If the game do not update the color table speed is almost identical

By gdx

Enlighted (5478)

gdx's picture

11-01-2022, 01:48

What is slow is to define an address because it is broken down into 3 parts, one of which is in a register. We must also take a few precautions to avoid accessing VRAM too quickly. And finally, the graphics commands are quite slow compared to other machines of the time. This can be seen in games that make annimations in demos with copies. Even with a small image, you can easily see the copies being made. To avoid this, you have to alternate two pages because it cannot be clocked by the VBlank because copy is too slow. This is why it is quite difficult to scroll the screen horizontally. It took a while to come on MSX2. While it was already widespread on several machines even the famicom / NES. They had to add a 2+ register to make it less laborious.

That said, overall it wasn't a bad VDP. While slow for some things, it does a lot of things that others weren't doing.

By PingPong

Prophet (3888)

PingPong's picture

11-01-2022, 15:53

gdx wrote:

What is slow is to define an address because it is broken down into 3 parts, one of which is in a register.

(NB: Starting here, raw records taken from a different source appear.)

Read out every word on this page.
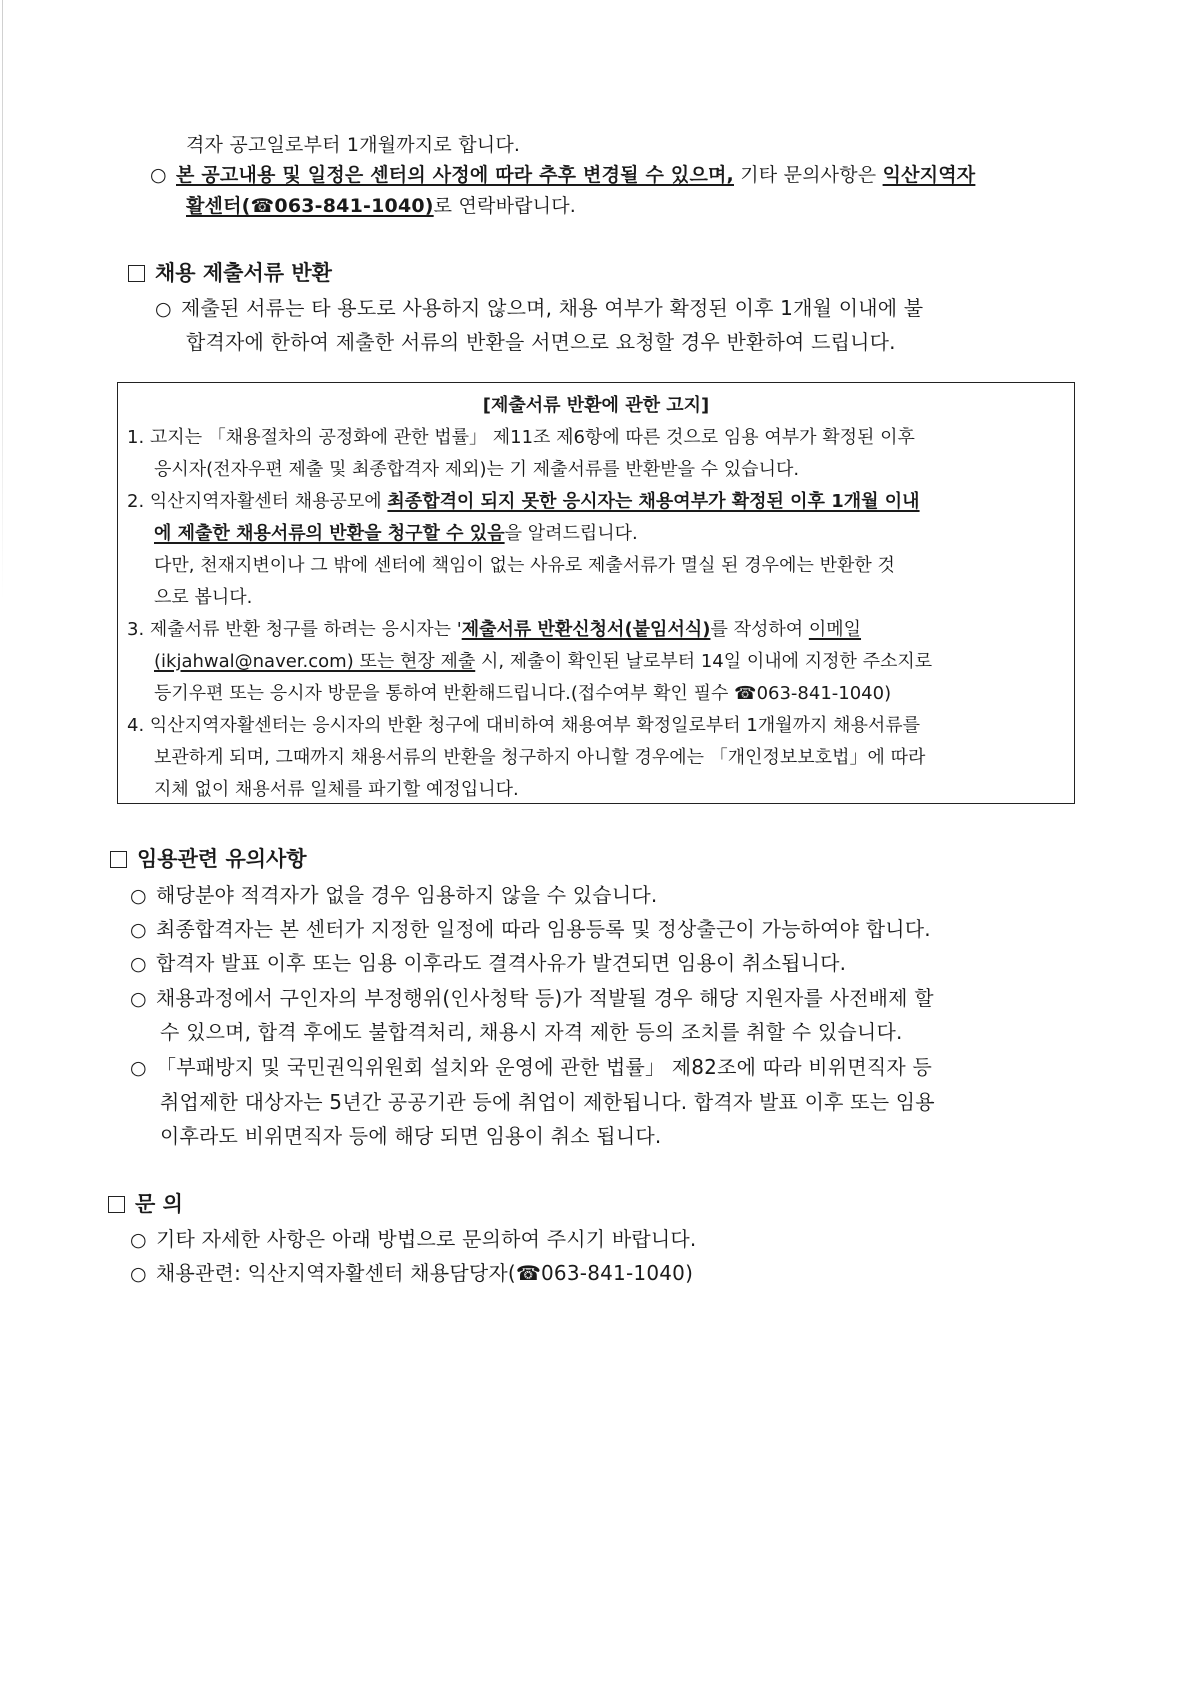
격자 공고일로부터 1개월까지로 합니다.
○ 본 공고내용 및 일정은 센터의 사정에 따라 추후 변경될 수 있으며, 기타 문의사항은 익산지역자
활센터(☎063-841-1040)로 연락바랍니다.
채용 제출서류 반환
○ 제출된 서류는 타 용도로 사용하지 않으며, 채용 여부가 확정된 이후 1개월 이내에 불
합격자에 한하여 제출한 서류의 반환을 서면으로 요청할 경우 반환하여 드립니다.
[제출서류 반환에 관한 고지]
1. 고지는 「채용절차의 공정화에 관한 법률」 제11조 제6항에 따른 것으로 임용 여부가 확정된 이후
응시자(전자우편 제출 및 최종합격자 제외)는 기 제출서류를 반환받을 수 있습니다.
2. 익산지역자활센터 채용공모에 최종합격이 되지 못한 응시자는 채용여부가 확정된 이후 1개월 이내
에 제출한 채용서류의 반환을 청구할 수 있음을 알려드립니다.
다만, 천재지변이나 그 밖에 센터에 책임이 없는 사유로 제출서류가 멸실 된 경우에는 반환한 것
으로 봅니다.
3. 제출서류 반환 청구를 하려는 응시자는 '제출서류 반환신청서(붙임서식)를 작성하여 이메일
(ikjahwal@naver.com) 또는 현장 제출 시, 제출이 확인된 날로부터 14일 이내에 지정한 주소지로
등기우편 또는 응시자 방문을 통하여 반환해드립니다.(접수여부 확인 필수 ☎063-841-1040)
4. 익산지역자활센터는 응시자의 반환 청구에 대비하여 채용여부 확정일로부터 1개월까지 채용서류를
보관하게 되며, 그때까지 채용서류의 반환을 청구하지 아니할 경우에는 「개인정보보호법」에 따라
지체 없이 채용서류 일체를 파기할 예정입니다.
임용관련 유의사항
○ 해당분야 적격자가 없을 경우 임용하지 않을 수 있습니다.
○ 최종합격자는 본 센터가 지정한 일정에 따라 임용등록 및 정상출근이 가능하여야 합니다.
○ 합격자 발표 이후 또는 임용 이후라도 결격사유가 발견되면 임용이 취소됩니다.
○ 채용과정에서 구인자의 부정행위(인사청탁 등)가 적발될 경우 해당 지원자를 사전배제 할
수 있으며, 합격 후에도 불합격처리, 채용시 자격 제한 등의 조치를 취할 수 있습니다.
○ 「부패방지 및 국민권익위원회 설치와 운영에 관한 법률」 제82조에 따라 비위면직자 등
취업제한 대상자는 5년간 공공기관 등에 취업이 제한됩니다. 합격자 발표 이후 또는 임용
이후라도 비위면직자 등에 해당 되면 임용이 취소 됩니다.
문 의
○ 기타 자세한 사항은 아래 방법으로 문의하여 주시기 바랍니다.
○ 채용관련: 익산지역자활센터 채용담당자(☎063-841-1040)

I Agree, They should have redefined the interface needed to set VRAM ptr in a more clear concise way, like removing the addtitional register for 16K pages, embeed the write/read bit in some address to imply the operation without the need to waste time in a operation like "OR 0x40".

gdx wrote:

And finally, the graphics commands are quite slow compared to other machines of the time.

What machines? As far i know no other 8 bit machines of the era featured a blitter or gfx comprocessor.

About slowness: Yes, the distinction between logical and byte operation should have not here.
It is very simple, for example to switch between logical operation and byte operation based on Trasparent bit or IMP operation code. the vdp should always operate in byte mode masking out the unwanted bits on pixels, doing always a read followed by a second read then a write skipping the second read on IMP logical operation. that is already here. It's a matter of mapping the more available commands into a smaller ones, (internally the vdp should work as usual), and adding some kind of masking logic and a byte cache to avoid the waste of memory access when the byte address is unchanged between contiguos pixels (that is relatively easy even without a byte cache.)


...quite difficult to scroll the screen horizontally.

i think they have thought about, and almost sure that an in depth analisys of v9938 die could reveal some surprise about the horizontal scroll reg. [maybe a earlier not finished and not working implementation, disabled because of time to market]


Enlighted (6840)

ARTRAG's picture

12-01-2022, 07:36

Having dedicated ports for 16 bit addresses for reading and writing would have helped a lot the coders.
I would have also had distinct ports for high and low bytes, in order to be able to write one single byte if you change only the high or the low part of the address and two different inner registers for reading and writing so to be able to read from and addresses and write in another without setting new addresses.
But you know, things went differently.